L’épisode de la pandémie, malheureusement toujours active dans certains pays a montré les formidables ressources que constituent les services publics et leurs personnels. Elle a aussi révélé les failles creusées par des années de politiques libérales. Réduction du rôle de l’État, des dépenses publiques, fiscalité allégée pour les plus riches, privatisation des entreprises publiques, abaissement du « coût du travail », des salaires et des retraites, constituent un cocktail qui conduit à un accroissement insupportable des inégalités et à l’augmentation de la pauvreté. La Sécurité Sociale, elle aussi soumise à rude épreuve, ne permet plus l’accès aux soins pour toutes et tous.

Les retraité·es de la FSU prennent bien sûr leur place avec les collègues en activité dans les combats pour une société plus juste, plus solidaire et continueront de le faire.

Il leur appartient aussi de porter un regard sur les mesures qui les touchent spécifiquement et d’affirmer les revendications du « corps social » qu’ils constituent, notamment en matière de niveau de pension, de reconnaissance de leurs place et rôle, de leurs droits à la dignité.

La période qui s’ouvre risque de leur offrir de nombreuses occasions de se mobiliser !
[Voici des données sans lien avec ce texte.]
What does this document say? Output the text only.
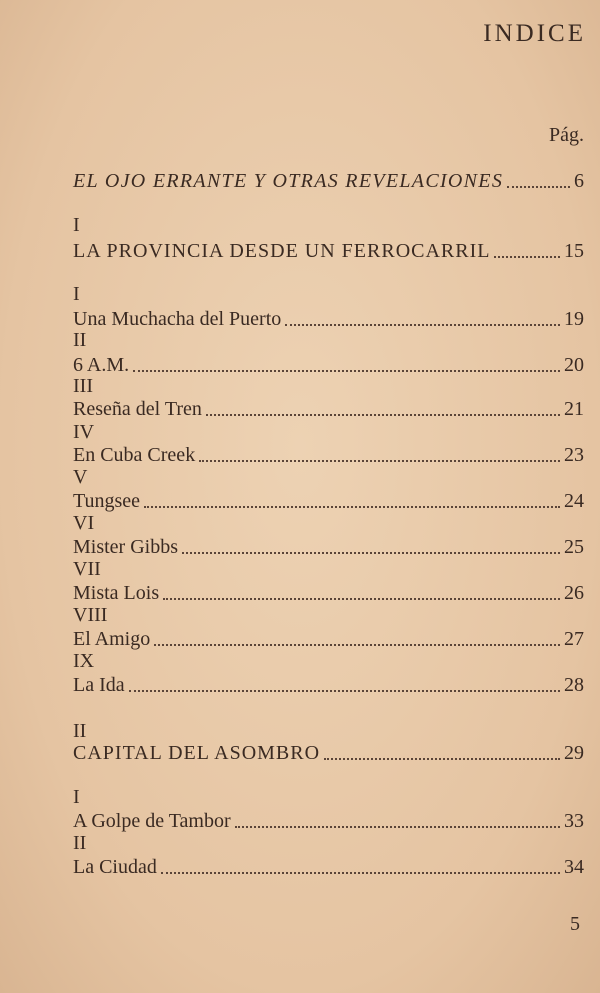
INDICE
Pág.
EL OJO ERRANTE Y OTRAS REVELACIONES	6
I
LA PROVINCIA DESDE UN FERROCARRIL	15
I
Una Muchacha del Puerto	19
II
6 A.M.	20
III
Reseña del Tren	21
IV
En Cuba Creek	23
V
Tungsee	24
VI
Mister Gibbs	25
VII
Mista Lois	26
VIII
El Amigo	27
IX
La Ida	28
II
CAPITAL DEL ASOMBRO	29
I
A Golpe de Tambor	33
II
La Ciudad	34
5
Des propos fleurissent pour les désigner comme responsables et bénéficiaires de la crise sanitaire (pour ceux qui y ont survécu !) et suggérer de les taxer. Ainsi Christophe Barbier le 25 février 2020 : « Pour sauver quelques vies de personnes très âgées, on va mettre au chômage des milliers de gens ?» et l’inévitable François De Closets qui accuse les “nouveaux vieux” nés dans les années 50 (donc pas lui) «d’appartenir à une génération prédatrice, redevable aux moins de 60 ans». D’autres emboîtent le pas, préparant ainsi à l’idée que les retraité·es devraient payer leur part des conséquences de mesures prises pour les protéger. On est loin de la solidarité intergénérationnelle…
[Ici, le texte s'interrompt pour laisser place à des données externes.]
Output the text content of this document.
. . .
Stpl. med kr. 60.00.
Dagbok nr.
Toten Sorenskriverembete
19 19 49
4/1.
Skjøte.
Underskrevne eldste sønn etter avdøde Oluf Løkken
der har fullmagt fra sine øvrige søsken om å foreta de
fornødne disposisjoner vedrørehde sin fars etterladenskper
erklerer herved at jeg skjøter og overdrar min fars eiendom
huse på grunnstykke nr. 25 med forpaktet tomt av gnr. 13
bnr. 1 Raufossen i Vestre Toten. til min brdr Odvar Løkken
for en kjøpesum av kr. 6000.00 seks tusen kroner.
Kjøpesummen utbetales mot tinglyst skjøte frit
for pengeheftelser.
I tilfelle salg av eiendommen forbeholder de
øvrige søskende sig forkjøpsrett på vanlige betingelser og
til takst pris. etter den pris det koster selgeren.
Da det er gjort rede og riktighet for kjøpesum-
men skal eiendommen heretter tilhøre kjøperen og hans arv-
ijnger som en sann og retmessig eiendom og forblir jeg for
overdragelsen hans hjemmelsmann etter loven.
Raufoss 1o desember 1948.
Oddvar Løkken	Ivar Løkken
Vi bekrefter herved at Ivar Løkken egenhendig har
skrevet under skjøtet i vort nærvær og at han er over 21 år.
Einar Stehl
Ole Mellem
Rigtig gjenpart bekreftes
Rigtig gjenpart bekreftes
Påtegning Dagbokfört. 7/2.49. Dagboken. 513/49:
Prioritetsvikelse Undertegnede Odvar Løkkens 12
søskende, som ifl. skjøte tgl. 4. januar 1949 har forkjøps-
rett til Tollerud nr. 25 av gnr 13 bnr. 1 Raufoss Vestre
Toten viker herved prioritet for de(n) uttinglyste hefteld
Quelles seront les propositions du gouvernement en matière de revalorisation des pensions, de niveau de CSG, de mise à contribution pour la perte d’autonomie ? Où sont les instances dans lesquelles les retraité·es peuvent donner leurs avis sur les décisions qui les concernent ?

Le projet de loi de financement de la Sécurité Sociale, (PLFSS) en préparation devrait nous éclairer rapidement.

Les retraités représenteront bientôt 1/3 de la population de notre pays. Leur place dans la société doit être reconnue en tant qu’anciens salariés mais aussi en tant que citoyens à part entière.

Ces quelques lignes pour vous inviter à rester syndiqués à la retraite, tant pour défendre les valeurs et revendications que vous avez défendues en votre qualité d’enseignant, que pour défendre celles qui vous concerneront directement en tant que retraités.

Rester syndiqué, c’est continuer à se défendre. Cela est nécessaire pour soi, mais aussi pour les générations futures, car toute régression se répercutera sur elles.

Enfin c’est aussi partager les nombreux rendez-vous des retraités de la FSU qui sont autant d’occasions de rester informé, de revendiquer, de retrouver les anciens collègues et aussi de vivre ensemble des moments conviviaux et culturels qu’organise nos Sections Fédérales des Retraités.

En cette rentrée sociale, le renforcement de notre organisation syndicale demeurera un atout précieux.